Tuesday, May 29, 2007

Don't Be a Hater


Having conversations with a three-year-old is the perfect lesson in mastering the non-sequitur.  Addie is incredibly verbal most of the time, and is learning phrases and terms at an alarming rate (she's currently mastering the word "copycat" and gets it right about 90% of the time, for example.  The other 10% are exemplars of hilarity.  Glad the malaprops gene got passed down).

For example, we had this incredibly deep, and incredibly confusing conversation in the car today: 

"Mom, what does 'hate' mean?"

"The word 'hate,' you mean?"

"Yeah, 'hate!'"

"Well, you've used that word before, right?  It means you really, really don't like something.  But I guess I don't think it's a good word to use very much."

"Why not?"

"Because if you use it to talk about somebody else, it can really hurt their feelings.  I don't know.  I guess I just think there are better words to use."

"Like, 'please?'  And 'thank you'?  Those are good words, right?"

"Uh, yeah.  Those are great words."

"And 'HEY!'  I really like that word.  It's a good word.  'HEY!'" 

"Yep.  'Hey' is a good word, too."

I mean, there are so many levels of brilliance and utter confusion here.  Addie has used the word hate before ("I HATE ranch dressing!").  So I like that she was thinking more about the word today, and about what it means, and that we got a chance to talk about it.

But as my reply suggested, I was confused about how to respond.  I use the word hate now and then, probably--though not usually about ranch dressing--and she's probably heard it at school, too.  Used to discuss, say, fungal foot infections or centipedes, it's probably a decent verb to employ.  But three-year-olds experiment so much, and I guess I don't want Addie to go around talking about how much she hates so-and-so, and I definitely don't want her to say she hates me, her sister, or her dad.  I want to communicate in some way the idea that "hate" as a concept, as a motivator of violent action or hurtful language, is not okay.  I want her to be able to feel angry and express that anger, but hate is such a loaded term.  You see how I overanalyze these things, and then provide long, convoluted answers to my toddler.  No wonder she's confused.

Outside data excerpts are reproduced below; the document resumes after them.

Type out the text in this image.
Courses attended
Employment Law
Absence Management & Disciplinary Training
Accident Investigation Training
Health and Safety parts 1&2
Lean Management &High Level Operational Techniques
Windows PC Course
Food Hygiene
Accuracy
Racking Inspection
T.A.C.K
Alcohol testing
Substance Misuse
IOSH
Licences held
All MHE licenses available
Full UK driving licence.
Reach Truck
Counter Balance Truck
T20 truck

Then, though, all this became moot as the conversation took the turn into good words, which for Addie means manners.  We're talking a lot about saying please and thank-you at the moment, mostly because her demands have, like, tripled in the last few weeks, and we're tired of being ordered around.  Apparently we want to be ordered around politely.

All of this could have led into an interesting discussion about what we mean by "good" words, or about manners.  But no.  We veered into the land of words that Addie likes, and apparently "hey" is at the top of that list.  I could also add "last day" (which precedes every sentence and is meant as a substitute for "yesterday."  Addie has no sense of time yet, but an incredible memory nonetheless) and "just kidding!" which Addie is saying now every time she says or does something she knows she's going to get in trouble for.  "Addie, did you knock over your glass of juice on purpose?" I'll say, threateningly.  "Just kidding, mom!"  And she'll scamper off into the other room, laughing maniacally.

And just this week, Nolie started saying "no" (in baby, this is "nuh").  And we're off.  Adventures in Language Acquisition Land ride now boarding.  Tickets please.  Fasten your seatbelts, gentlemen.  It's going to be a bumpy ride.

1 comment:

  1. Oh for the love of words. Don't worry if she does end up (over)using the word, "hate." Kids don't grasp abstract ideas, like the ones you are talking about in language, until around age eleven. Not saying she won't get that it is a "no-no" to over use that word or that it is a cruel word, but she may not get the depth of it until much later. Anyhoo... great post!